Even Taufiq was excited busily taking photos of those first reunions. The novelty not lost on him, “how often do you get to be around your cousins!” Not often enough. My eldest struggled to conceptualise that these were my cousins in the same way her cousins were hers. How could it be? These people we’re seeing for the first time? Her cousins are like bonus siblings who we see all the time, running freely through our homes like they’re extensions of each others.

Really? Was I “sad to be leaving” she probed, “you’re not crying like when we left Bangladesh” with a little added skepticism around my ‘newly found’ family. But Bangladesh felt like a different trip- painfully haunted by memories of places and people no longer with us, and emptied out of those seeking a new life elsewhere in the world. No, I wasn’t sad today. I was excited. Excited by new start, the feeling of being home, feeling a connection you can’t recreate. A feeling I had completely forgotten.

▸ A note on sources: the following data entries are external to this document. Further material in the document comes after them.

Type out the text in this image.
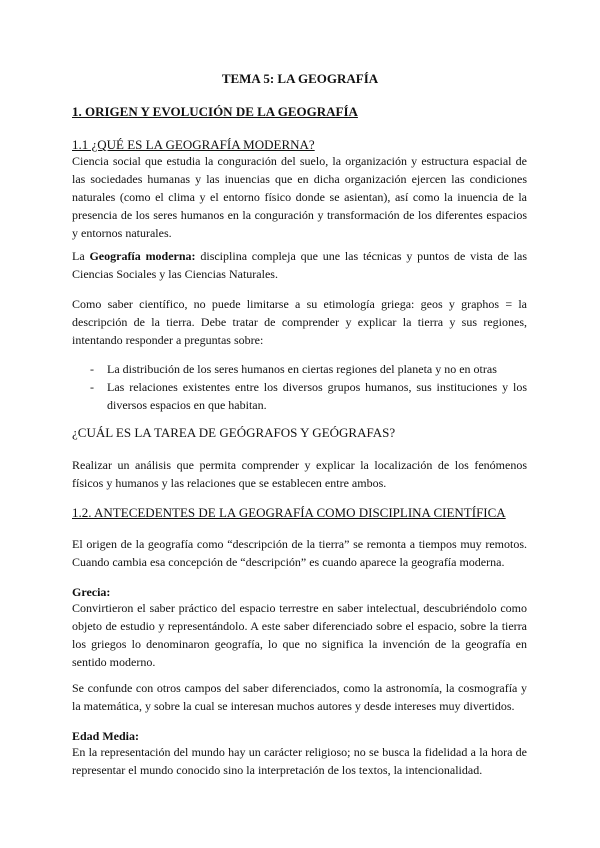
TEMA 5: LA GEOGRAFÍA
1. ORIGEN Y EVOLUCIÓN DE LA GEOGRAFÍA
1.1 ¿QUÉ ES LA GEOGRAFÍA MODERNA?

Ciencia social que estudia la conguración del suelo, la organización y estructura espacial de las sociedades humanas y las inuencias que en dicha organización ejercen las condiciones naturales (como el clima y el entorno físico donde se asientan), así como la inuencia de la presencia de los seres humanos en la conguración y transformación de los diferentes espacios y entornos naturales.

La Geografía moderna: disciplina compleja que une las técnicas y puntos de vista de las Ciencias Sociales y las Ciencias Naturales.

Como saber científico, no puede limitarse a su etimología griega: geos y graphos = la descripción de la tierra. Debe tratar de comprender y explicar la tierra y sus regiones, intentando responder a preguntas sobre:

- La distribución de los seres humanos en ciertas regiones del planeta y no en otras
- Las relaciones existentes entre los diversos grupos humanos, sus instituciones y los diversos espacios en que habitan.
¿CUÁL ES LA TAREA DE GEÓGRAFOS Y GEÓGRAFAS?

Realizar un análisis que permita comprender y explicar la localización de los fenómenos físicos y humanos y las relaciones que se establecen entre ambos.

1.2. ANTECEDENTES DE LA GEOGRAFÍA COMO DISCIPLINA CIENTÍFICA

El origen de la geografía como “descripción de la tierra” se remonta a tiempos muy remotos. Cuando cambia esa concepción de “descripción” es cuando aparece la geografía moderna.

Grecia:

Convirtieron el saber práctico del espacio terrestre en saber intelectual, descubriéndolo como objeto de estudio y representándolo. A este saber diferenciado sobre el espacio, sobre la tierra los griegos lo denominaron geografía, lo que no significa la invención de la geografía en sentido moderno.

Se confunde con otros campos del saber diferenciados, como la astronomía, la cosmografía y la matemática, y sobre la cual se interesan muchos autores y desde intereses muy divertidos.

Edad Media:

En la representación del mundo hay un carácter religioso; no se busca la fidelidad a la hora de representar el mundo conocido sino la interpretación de los textos, la intencionalidad.
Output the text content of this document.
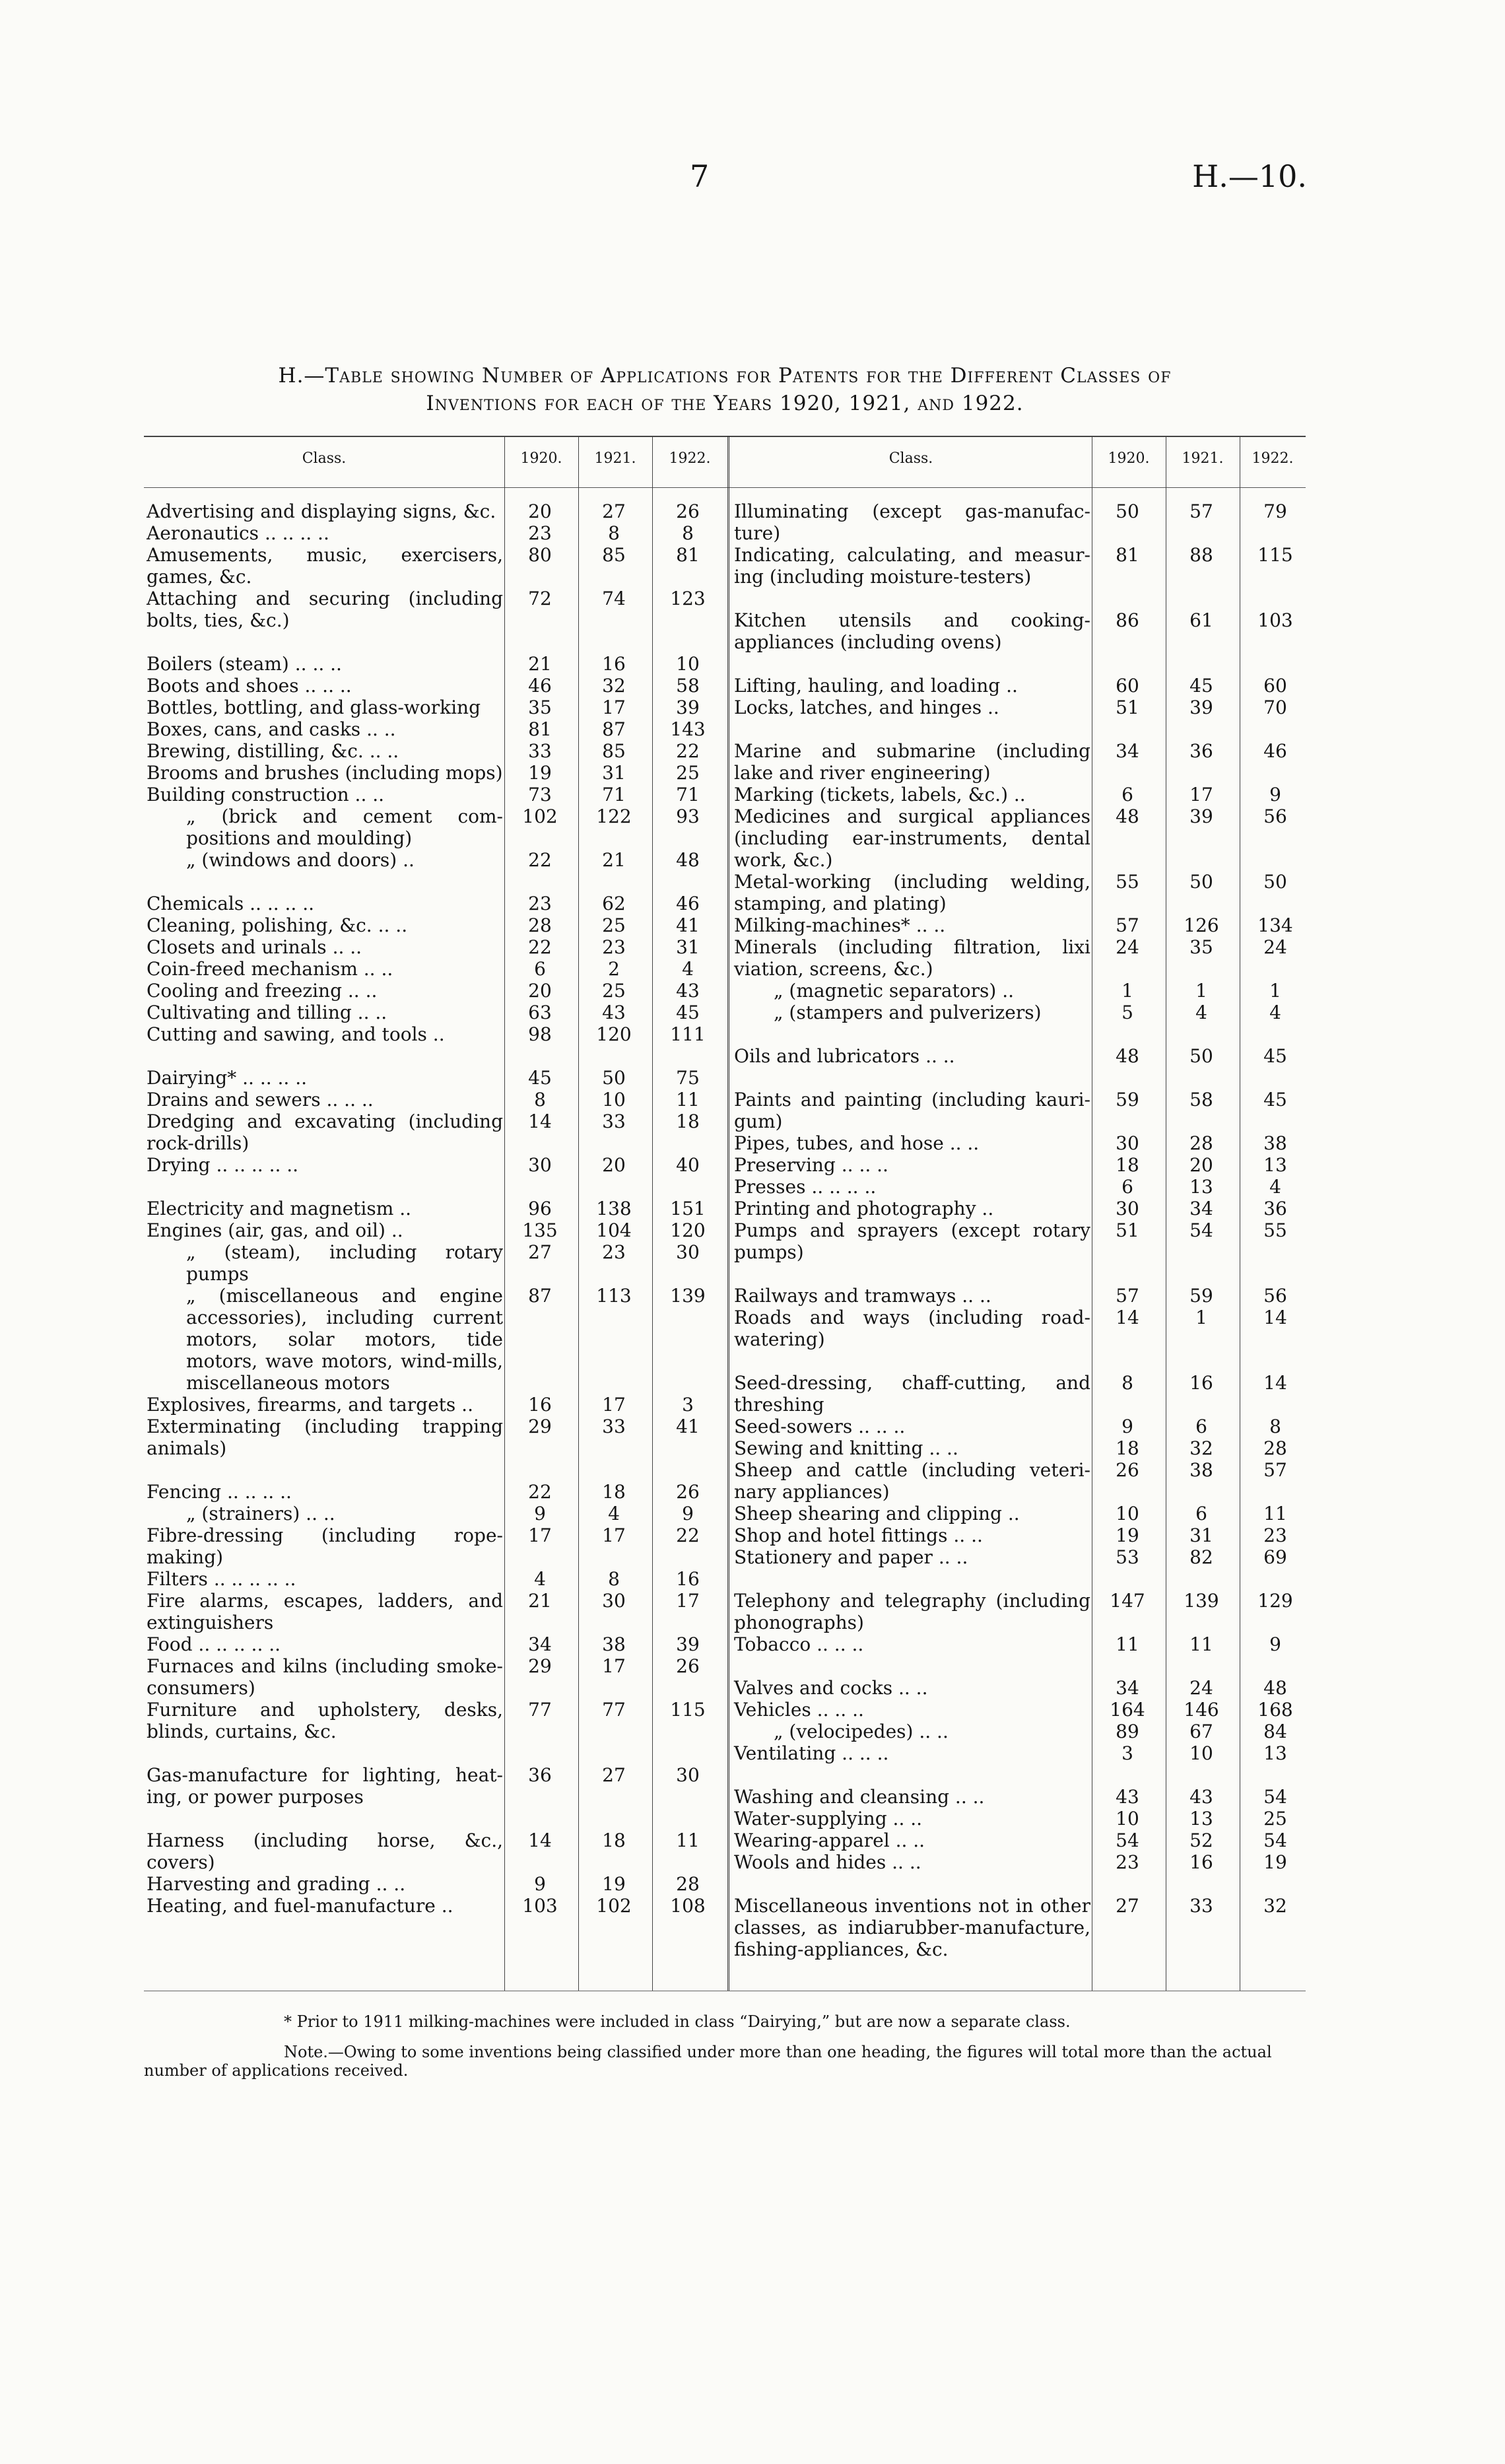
7	H.—10.
H.—Table showing Number of Applications for Patents for the Different Classes of
Inventions for each of the Years 1920, 1921, and 1922.
Class.	1920.	1921.	1922.	Class.	1920.	1921.	1922.
Advertising and displaying signs, &c.	20	27	26
Aeronautics .. .. .. ..	23	8	8
Amusements, music, exercisers, games, &c.
80	85	81
Attaching and securing (including bolts, ties, &c.)
72	74	123
Boilers (steam) .. .. ..	21	16	10
Boots and shoes .. .. ..	46	32	58
Bottles, bottling, and glass-working	35	17	39
Boxes, cans, and casks .. ..	81	87	143
Brewing, distilling, &c. .. ..	33	85	22
Brooms and brushes (including mops)	19	31	25
Building construction .. ..	73	71	71
„ (brick and cement com-positions and moulding)
102	122	93
„ (windows and doors) ..	22	21	48
Chemicals .. .. .. ..	23	62	46
Cleaning, polishing, &c. .. ..	28	25	41
Closets and urinals .. ..	22	23	31
Coin-freed mechanism .. ..	6	2	4
Cooling and freezing .. ..	20	25	43
Cultivating and tilling .. ..	63	43	45
Cutting and sawing, and tools ..	98	120	111
Dairying* .. .. .. ..	45	50	75
Drains and sewers .. .. ..	8	10	11
Dredging and excavating (including rock-drills)
14	33	18
Drying .. .. .. .. ..	30	20	40
Electricity and magnetism ..	96	138	151
Engines (air, gas, and oil) ..	135	104	120
„ (steam), including rotary pumps
27	23	30
„ (miscellaneous and engine accessories), including current motors, solar motors, tide motors, wave motors, wind-mills, miscellaneous motors
87	113	139
Explosives, firearms, and targets ..	16	17	3
Exterminating (including trapping animals)
29	33	41
Fencing .. .. .. ..	22	18	26
„ (strainers) .. ..	9	4	9
Fibre-dressing (including rope-making)
17	17	22
Filters .. .. .. .. ..	4	8	16
Fire alarms, escapes, ladders, and extinguishers
21	30	17
Food .. .. .. .. ..	34	38	39
Furnaces and kilns (including smoke-consumers)
29	17	26
Furniture and upholstery, desks, blinds, curtains, &c.
77	77	115
Gas-manufacture for lighting, heat-ing, or power purposes
36	27	30
Harness (including horse, &c., covers)
14	18	11
Harvesting and grading .. ..	9	19	28
Heating, and fuel-manufacture ..	103	102	108
Illuminating (except gas-manufac-ture)
50	57	79
Indicating, calculating, and measur-ing (including moisture-testers)
81	88	115
Kitchen utensils and cooking-appliances (including ovens)
86	61	103
Lifting, hauling, and loading ..	60	45	60
Locks, latches, and hinges ..	51	39	70
Marine and submarine (including lake and river engineering)
34	36	46
Marking (tickets, labels, &c.) ..	6	17	9
Medicines and surgical appliances (including ear-instruments, dental work, &c.)
48	39	56
Metal-working (including welding, stamping, and plating)
55	50	50
Milking-machines* .. ..	57	126	134
Minerals (including filtration, lixi viation, screens, &c.)
24	35	24
„ (magnetic separators) ..	1	1	1
„ (stampers and pulverizers)	5	4	4
Oils and lubricators .. ..	48	50	45
Paints and painting (including kauri-gum)
59	58	45
Pipes, tubes, and hose .. ..	30	28	38
Preserving .. .. ..	18	20	13
Presses .. .. .. ..	6	13	4
Printing and photography ..	30	34	36
Pumps and sprayers (except rotary pumps)
51	54	55
Railways and tramways .. ..	57	59	56
Roads and ways (including road-watering)
14	1	14
Seed-dressing, chaff-cutting, and threshing
8	16	14
Seed-sowers .. .. ..	9	6	8
Sewing and knitting .. ..	18	32	28
Sheep and cattle (including veteri-nary appliances)
26	38	57
Sheep shearing and clipping ..	10	6	11
Shop and hotel fittings .. ..	19	31	23
Stationery and paper .. ..	53	82	69
Telephony and telegraphy (including phonographs)
147	139	129
Tobacco .. .. ..	11	11	9
Valves and cocks .. ..	34	24	48
Vehicles .. .. ..	164	146	168
„ (velocipedes) .. ..	89	67	84
Ventilating .. .. ..	3	10	13
Washing and cleansing .. ..	43	43	54
Water-supplying .. ..	10	13	25
Wearing-apparel .. ..	54	52	54
Wools and hides .. ..	23	16	19
Miscellaneous inventions not in other classes, as indiarubber-manufacture, fishing-appliances, &c.
27	33	32
* Prior to 1911 milking-machines were included in class “Dairying,” but are now a separate class.
Note.—Owing to some inventions being classified under more than one heading, the figures will total more than the actual number of applications received.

Like I said in my speech at the wedding (made with a few minutes notice): it’s a funny thing coming back into someone’s life in their adulthood, when your core memory of them is being a toddler running scared of pigeons. But there’s something really special about it. You come at it with an appreciation of those ties and genuine pride at seeing them as the person in front of you. Excited to see where the next chapter takes them, and you, together as a family.

What a trip ❤️ I’ve come back home, a little more whole.